Anatomy of Photography: Introduction

Forty years ago, I shot my first roll of Kodachrome 25, and from that moment became immersed in the practice of colour photography. Kodachrome was a remarkable colour transparency film, made from 1936 to 2009, and at the time that Kodak ceased to sell it, I wrote a brief elegy about its history, its qualities and the particular skills and aesthetics that they fostered.

Photography and memory are of course intimately bound together, for good and ill, and since once out of childhood I never kept diaries, my regular—often daily—practice of photography forms the physical prop of my recollections. So, for as long as I am able, I will pursue memory and photography at once, revisiting the photos that I took four decades on, month by month (using the dates Kodak stamped on the slide mounts), and bringing a remembered past and the present into juxtaposition.
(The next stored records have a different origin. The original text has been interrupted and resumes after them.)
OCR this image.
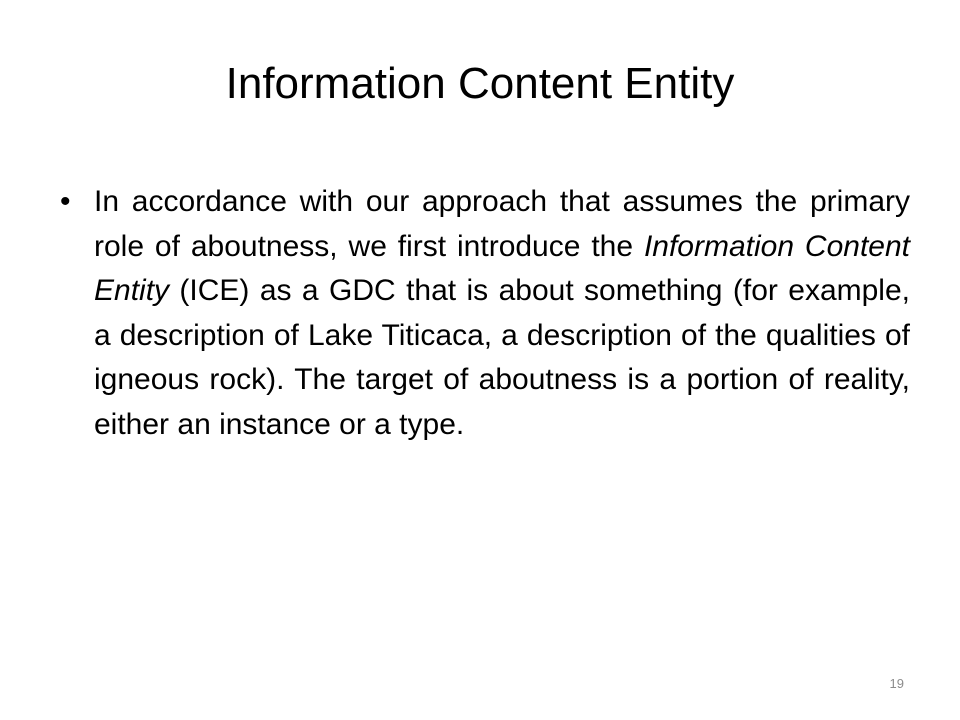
Information Content Entity
• In accordance with our approach that assumes the primary role of aboutness, we first introduce the Information Content Entity (ICE) as a GDC that is about something (for example, a description of Lake Titicaca, a description of the qualities of igneous rock). The target of aboutness is a portion of reality, either an instance or a type.
19
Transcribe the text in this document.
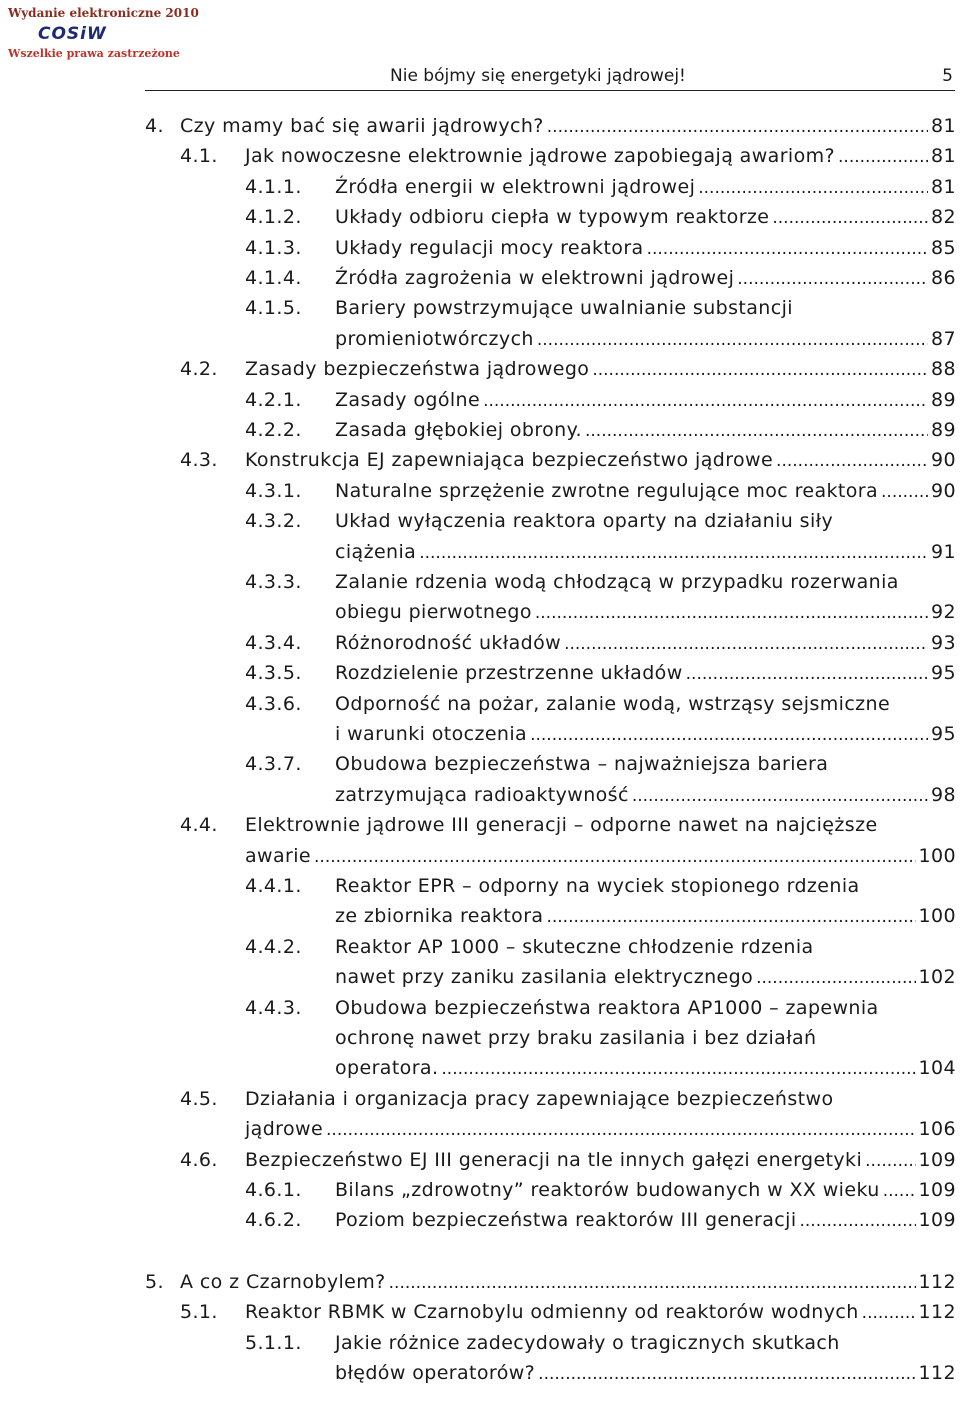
Wydanie elektroniczne 2010
COSiW
Wszelkie prawa zastrzeżone
Nie bójmy się energetyki jądrowej!	5
4. Czy mamy bać się awarii jądrowych?	81
.....
4.1. Jak nowoczesne elektrownie jądrowe zapobiegają awariom?	81
.....
4.1.1. Źródła energii w elektrowni jądrowej	81
.....
4.1.2. Układy odbioru ciepła w typowym reaktorze	82
.....
4.1.3. Układy regulacji mocy reaktora	85
.....
4.1.4. Źródła zagrożenia w elektrowni jądrowej	86
.....
4.1.5. Bariery powstrzymujące uwalnianie substancji
promieniotwórczych	87
.....
4.2. Zasady bezpieczeństwa jądrowego	88
.....
4.2.1. Zasady ogólne	89
.....
4.2.2. Zasada głębokiej obrony.	89
.....
4.3. Konstrukcja EJ zapewniająca bezpieczeństwo jądrowe	90
.....
4.3.1. Naturalne sprzężenie zwrotne regulujące moc reaktora	90
.....
4.3.2. Układ wyłączenia reaktora oparty na działaniu siły
ciążenia	91
.....
4.3.3. Zalanie rdzenia wodą chłodzącą w przypadku rozerwania
obiegu pierwotnego	92
.....
4.3.4. Różnorodność układów	93
.....
4.3.5. Rozdzielenie przestrzenne układów	95
.....
4.3.6. Odporność na pożar, zalanie wodą, wstrząsy sejsmiczne
i warunki otoczenia	95
.....
4.3.7. Obudowa bezpieczeństwa – najważniejsza bariera
zatrzymująca radioaktywność	98
.....
4.4. Elektrownie jądrowe III generacji – odporne nawet na najcięższe
awarie	100
.....
4.4.1. Reaktor EPR – odporny na wyciek stopionego rdzenia
ze zbiornika reaktora	100
.....
4.4.2. Reaktor AP 1000 – skuteczne chłodzenie rdzenia
nawet przy zaniku zasilania elektrycznego	102
.....
4.4.3. Obudowa bezpieczeństwa reaktora AP1000 – zapewnia
ochronę nawet przy braku zasilania i bez działań
operatora.	104
.....
4.5. Działania i organizacja pracy zapewniające bezpieczeństwo
jądrowe	106
.....
4.6. Bezpieczeństwo EJ III generacji na tle innych gałęzi energetyki	109
.....
4.6.1. Bilans „zdrowotny” reaktorów budowanych w XX wieku 109
.....
4.6.2. Poziom bezpieczeństwa reaktorów III generacji	109
.....
5. A co z Czarnobylem?	112
.....
5.1. Reaktor RBMK w Czarnobylu odmienny od reaktorów wodnych	112
.....
5.1.1. Jakie różnice zadecydowały o tragicznych skutkach
błędów operatorów?	112
.....
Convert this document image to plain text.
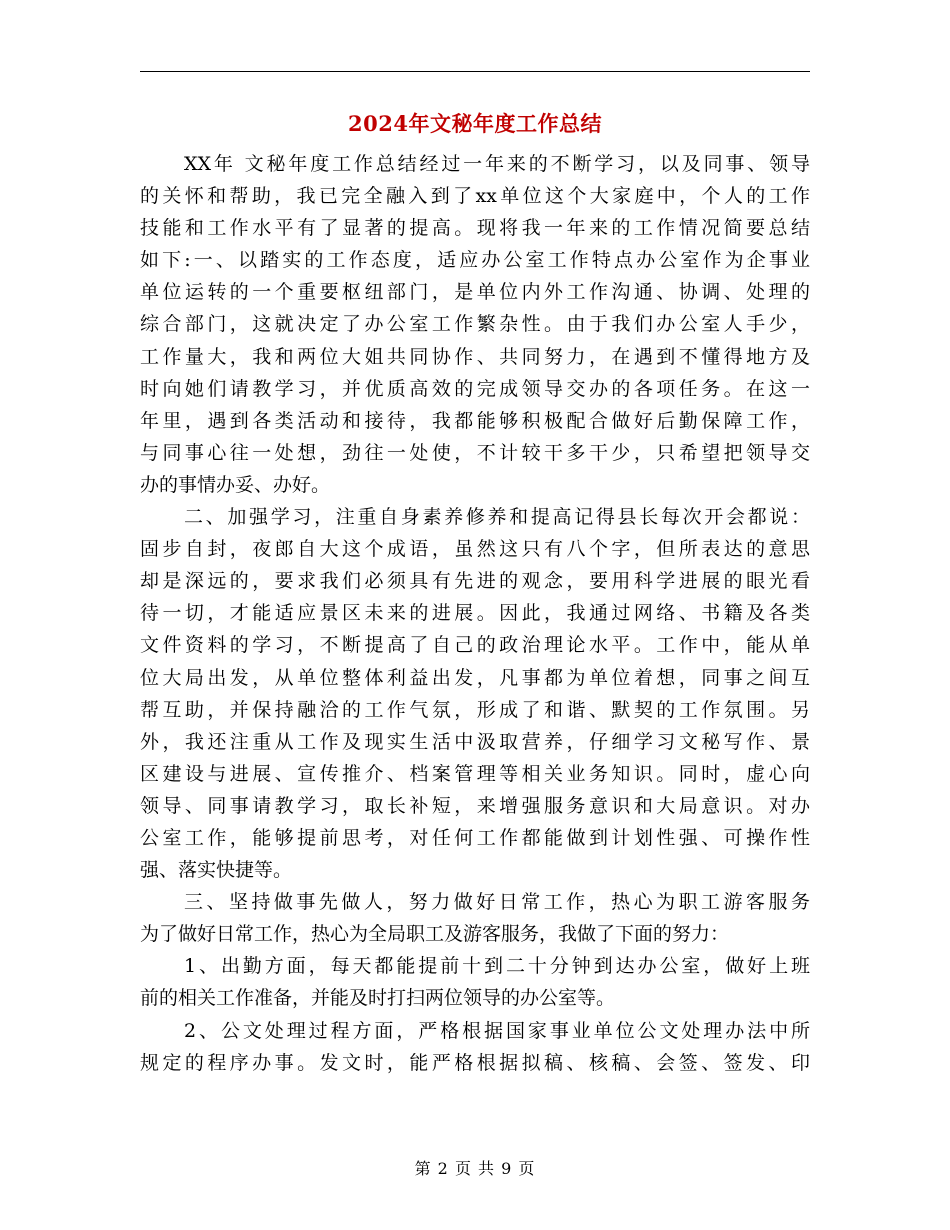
2024年文秘年度工作总结
XX年 文秘年度工作总结经过一年来的不断学习，以及同事、领导
的关怀和帮助，我已完全融入到了xx单位这个大家庭中，个人的工作
技能和工作水平有了显著的提高。现将我一年来的工作情况简要总结
如下:一、以踏实的工作态度，适应办公室工作特点办公室作为企事业
单位运转的一个重要枢纽部门，是单位内外工作沟通、协调、处理的
综合部门，这就决定了办公室工作繁杂性。由于我们办公室人手少，
工作量大，我和两位大姐共同协作、共同努力，在遇到不懂得地方及
时向她们请教学习，并优质高效的完成领导交办的各项任务。在这一
年里，遇到各类活动和接待，我都能够积极配合做好后勤保障工作，
与同事心往一处想，劲往一处使，不计较干多干少，只希望把领导交
办的事情办妥、办好。
二、加强学习，注重自身素养修养和提高记得县长每次开会都说：
固步自封，夜郎自大这个成语，虽然这只有八个字，但所表达的意思
却是深远的，要求我们必须具有先进的观念，要用科学进展的眼光看
待一切，才能适应景区未来的进展。因此，我通过网络、书籍及各类
文件资料的学习，不断提高了自己的政治理论水平。工作中，能从单
位大局出发，从单位整体利益出发，凡事都为单位着想，同事之间互
帮互助，并保持融洽的工作气氛，形成了和谐、默契的工作氛围。另
外，我还注重从工作及现实生活中汲取营养，仔细学习文秘写作、景
区建设与进展、宣传推介、档案管理等相关业务知识。同时，虚心向
领导、同事请教学习，取长补短，来增强服务意识和大局意识。对办
公室工作，能够提前思考，对任何工作都能做到计划性强、可操作性
强、落实快捷等。
三、坚持做事先做人，努力做好日常工作，热心为职工游客服务
为了做好日常工作，热心为全局职工及游客服务，我做了下面的努力：
1、出勤方面，每天都能提前十到二十分钟到达办公室，做好上班
前的相关工作准备，并能及时打扫两位领导的办公室等。
2、公文处理过程方面，严格根据国家事业单位公文处理办法中所
规定的程序办事。发文时，能严格根据拟稿、核稿、会签、签发、印
第 2 页 共 9 页
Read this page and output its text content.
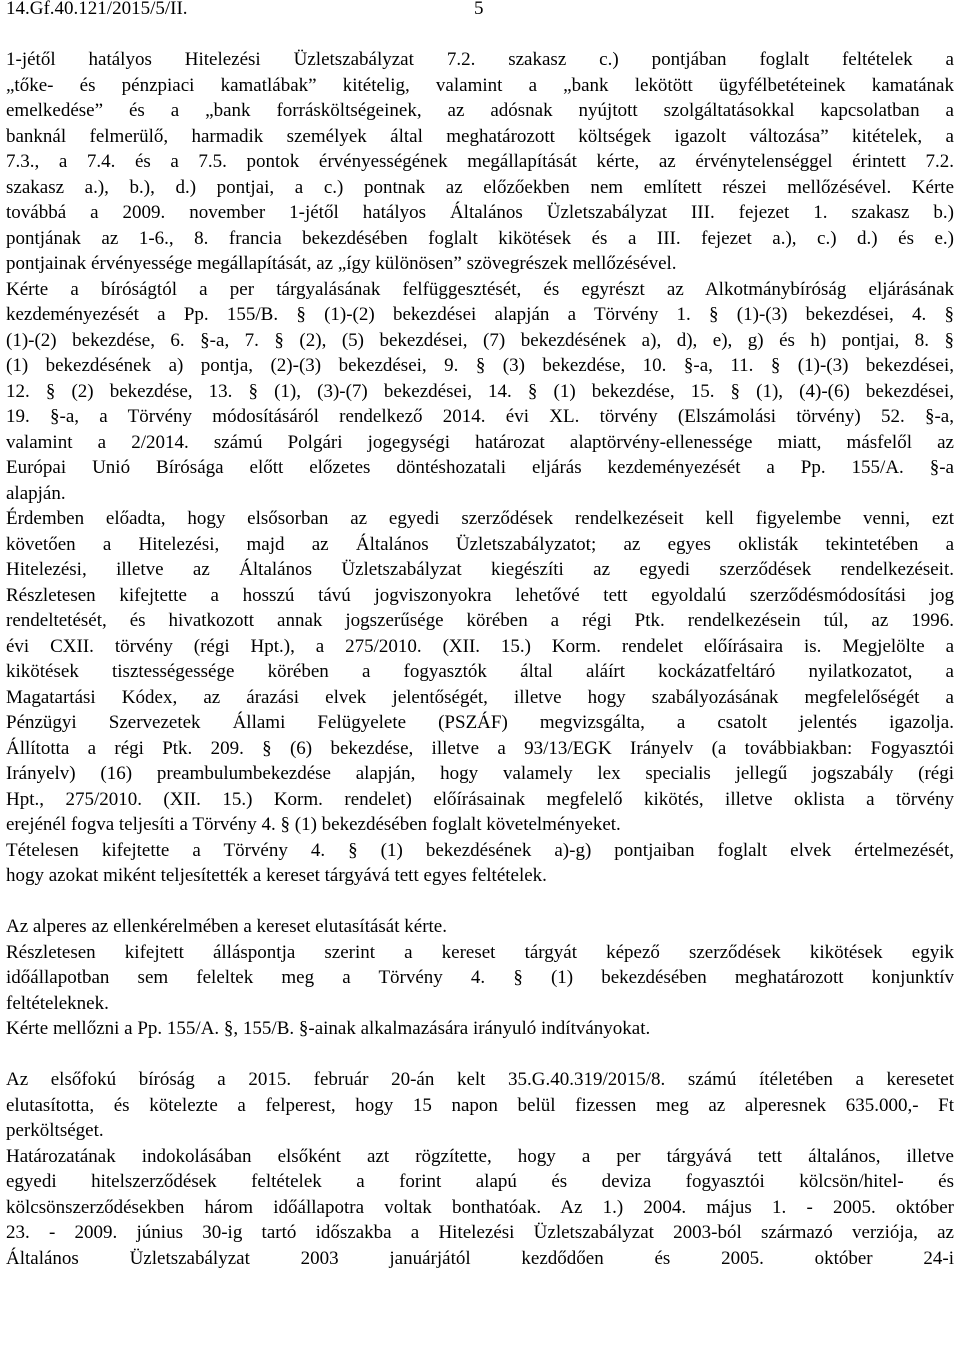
14.Gf.40.121/2015/5/II.	5
1-jétől hatályos Hitelezési Üzletszabályzat 7.2. szakasz c.) pontjában foglalt feltételek a
„tőke- és pénzpiaci kamatlábak” kitételig, valamint a „bank lekötött ügyfélbetéteinek kamatának
emelkedése” és a „bank forrásköltségeinek, az adósnak nyújtott szolgáltatásokkal kapcsolatban a
banknál felmerülő, harmadik személyek által meghatározott költségek igazolt változása” kitételek, a
7.3., a 7.4. és a 7.5. pontok érvényességének megállapítását kérte, az érvénytelenséggel érintett 7.2.
szakasz a.), b.), d.) pontjai, a c.) pontnak az előzőekben nem említett részei mellőzésével. Kérte
továbbá a 2009. november 1-jétől hatályos Általános Üzletszabályzat III. fejezet 1. szakasz b.)
pontjának az 1-6., 8. francia bekezdésében foglalt kikötések és a III. fejezet a.), c.) d.) és e.)
pontjainak érvényessége megállapítását, az „így különösen” szövegrészek mellőzésével.
Kérte a bíróságtól a per tárgyalásának felfüggesztését, és egyrészt az Alkotmánybíróság eljárásának
kezdeményezését a Pp. 155/B. § (1)-(2) bekezdései alapján a Törvény 1. § (1)-(3) bekezdései, 4. §
(1)-(2) bekezdése, 6. §-a, 7. § (2), (5) bekezdései, (7) bekezdésének a), d), e), g) és h) pontjai, 8. §
(1) bekezdésének a) pontja, (2)-(3) bekezdései, 9. § (3) bekezdése, 10. §-a, 11. § (1)-(3) bekezdései,
12. § (2) bekezdése, 13. § (1), (3)-(7) bekezdései, 14. § (1) bekezdése, 15. § (1), (4)-(6) bekezdései,
19. §-a, a Törvény módosításáról rendelkező 2014. évi XL. törvény (Elszámolási törvény) 52. §-a,
valamint a 2/2014. számú Polgári jogegységi határozat alaptörvény-ellenessége miatt, másfelől az
Európai Unió Bírósága előtt előzetes döntéshozatali eljárás kezdeményezését a Pp. 155/A. §-a
alapján.
Érdemben előadta, hogy elsősorban az egyedi szerződések rendelkezéseit kell figyelembe venni, ezt
követően a Hitelezési, majd az Általános Üzletszabályzatot; az egyes oklisták tekintetében a
Hitelezési, illetve az Általános Üzletszabályzat kiegészíti az egyedi szerződések rendelkezéseit.
Részletesen kifejtette a hosszú távú jogviszonyokra lehetővé tett egyoldalú szerződésmódosítási jog
rendeltetését, és hivatkozott annak jogszerűsége körében a régi Ptk. rendelkezésein túl, az 1996.
évi CXII. törvény (régi Hpt.), a 275/2010. (XII. 15.) Korm. rendelet előírásaira is. Megjelölte a
kikötések tisztességessége körében a fogyasztók által aláírt kockázatfeltáró nyilatkozatot, a
Magatartási Kódex, az árazási elvek jelentőségét, illetve hogy szabályozásának megfelelőségét a
Pénzügyi Szervezetek Állami Felügyelete (PSZÁF) megvizsgálta, a csatolt jelentés igazolja.
Állította a régi Ptk. 209. § (6) bekezdése, illetve a 93/13/EGK Irányelv (a továbbiakban: Fogyasztói
Irányelv) (16) preambulumbekezdése alapján, hogy valamely lex specialis jellegű jogszabály (régi
Hpt., 275/2010. (XII. 15.) Korm. rendelet) előírásainak megfelelő kikötés, illetve oklista a törvény
erejénél fogva teljesíti a Törvény 4. § (1) bekezdésében foglalt követelményeket.
Tételesen kifejtette a Törvény 4. § (1) bekezdésének a)-g) pontjaiban foglalt elvek értelmezését,
hogy azokat miként teljesítették a kereset tárgyává tett egyes feltételek.
Az alperes az ellenkérelmében a kereset elutasítását kérte.
Részletesen kifejtett álláspontja szerint a kereset tárgyát képező szerződések kikötések egyik
időállapotban sem feleltek meg a Törvény 4. § (1) bekezdésében meghatározott konjunktív
feltételeknek.
Kérte mellőzni a Pp. 155/A. §, 155/B. §-ainak alkalmazására irányuló indítványokat.
Az elsőfokú bíróság a 2015. február 20-án kelt 35.G.40.319/2015/8. számú ítéletében a keresetet
elutasította, és kötelezte a felperest, hogy 15 napon belül fizessen meg az alperesnek 635.000,- Ft
perköltséget.
Határozatának indokolásában elsőként azt rögzítette, hogy a per tárgyává tett általános, illetve
egyedi hitelszerződések feltételek a forint alapú és deviza fogyasztói kölcsön/hitel- és
kölcsönszerződésekben három időállapotra voltak bonthatóak. Az 1.) 2004. május 1. - 2005. október
23. - 2009. június 30-ig tartó időszakba a Hitelezési Üzletszabályzat 2003-ból származó verziója, az
Általános Üzletszabályzat 2003 januárjától kezdődően és 2005. október 24-i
This project will, I hope, engage those who are interested in the analogue past of photography, in the workings and frailties of memory, in the manner in which photography forms and deforms memory, and—since my photography was always at least partly documentary—in the past that camera and film recorded. There is much psychological study on the way in which a coherent identity is assembled by the false mapping back of the ideas, attitudes, feelings and temperament of the present personality onto past selves. I know, though currently cannot quite feel, the mental disruptions that brought me to photography in the first place. It is with trepidation, then, that I reopen those old yellow boxes of slides.